Le nouveau numéro de L’Essonne en Auteurs, loin de L’Essonne, nous ouvre les portes du château d’Amfreville-sur-Iton, dans l’Eure, et nous permet d’aller à la rencontre d’Anne de Lacretelle, auteur et Présidente-fondatrice du Prix Sévigné.

Si le dernier ouvrage d’Anne de Lacretelle, intitulé Tout un monde et publié aux Éditions de Fallois, appartient bien au genre biographique, il n’est ni une biographie, ni une autobiographie, ni des mémoires.

Anne de Lacretelle, à partir du souvenir particulièrement marquant de ses parents, l’écrivain et académicien français, Jacques de Lacretelle et son épouse, Yolande de Lacretelle (née Jacobé de Naurois) fait revivre tout le cercle d’amis de ses parents qui se confond avec ce que la littérature, les arts et les arts décoratifs ont produit de mieux au XXe et XXIe siècles.

Nous voici invités au bal Beistegui, au palais Labia, à Venise. Le très controversé Paul Morand – grand ami de la famille – nous apparaît tout autre : convive délicieux, attentif aux enfants et facétieux. Marie Laurencin après avoir été l’amante, reste l’amie de Jacques de Lacretelle et lui adresse de charmante lettre qu’elle orne de dessins aussi poétiques que sa peinture. Jean d’Ormesson n’est pas insensible au charme de la jeune Anne… Effectivement, Tout un monde !

Mais ce livre est aussi l’aveu, parfois douloureux, d’une petite fille qui est à la fois fascinée et terrifiée par la personnalité de ses parents. Son père, qu’elle juge inquiétant, arrogant et mystérieux, a des goûts intimes divers, « enlevant aussi bien Ganymède qu’Europe » et la terrifie par des colères foudroyantes qui la font le surnommer « Zeus ».

Yolande de Lacretelle est une épouse réellement éprise de son mari, une femme entreprenante et  un astre de la vie mondaine.  Mais à mesure qu’Anne de Lacretelle devient une jeune fille, un sentiment de  rivalité féminine parfois violent nait en elle.

Avec le recul du temps, Anne de Lacretelle revient sur cette relation, la remet en perspective  de manière franche et pudique.

C’est aussi l’occasion de raviver la mémoire littéraire de Jacques de Lacretelle, romancier psychologue, dont les livres, un peu oubliés aujourd’hui, sont pourtant très en phase avec des sujets préoccupant la société contemporaine : La Vie inquiète de Jean Hermelin (1920) est déjà une évocation de l’autisme.
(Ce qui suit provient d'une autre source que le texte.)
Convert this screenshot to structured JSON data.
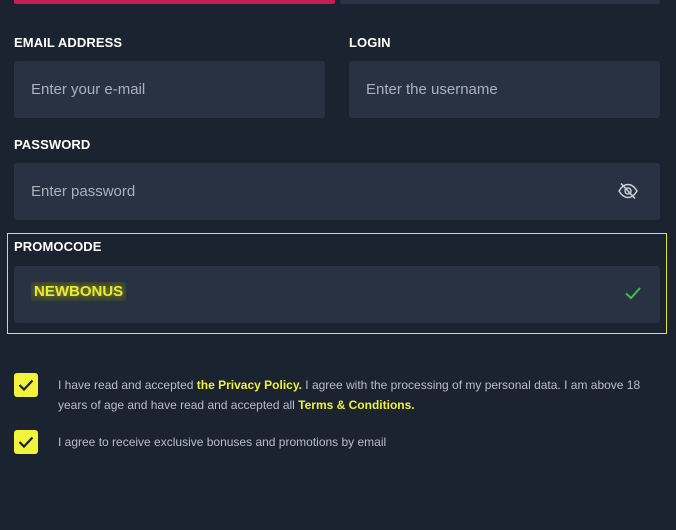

Silbermann (1922), qui reste son roman le plus connu, aborde aussi bien le harcèlement scolaire que l’antisémitisme. La Bonifas (1925) tourne autour de l’homosexualité féminine.

Un point commun rassemble tout « ce monde », l’amour du patrimoine, de l’art et du beau. La vie des Lacretelle, mais de bien de leurs amis aussi, est jalonnée par des châteaux : châteaux paradis-perdus, châteaux qu’on rêve de reconquérir, château qu’on ramène à la vie.

C’est tout cela qu’aborde Emmanuel Couly avec Anne de Lacretelle dans ce nouveau numéro de L’Essonne en Auteurs, tourné dans la bibliothèque du château d’Amfreville. Cliquez ici pour voir le reportage de L’Essonne en Auteurs.

« Tout un monde. Jacques de Lacretelle et ses amis », Anne de Lacretelle, Éditions de Fallois, 2019, 360p.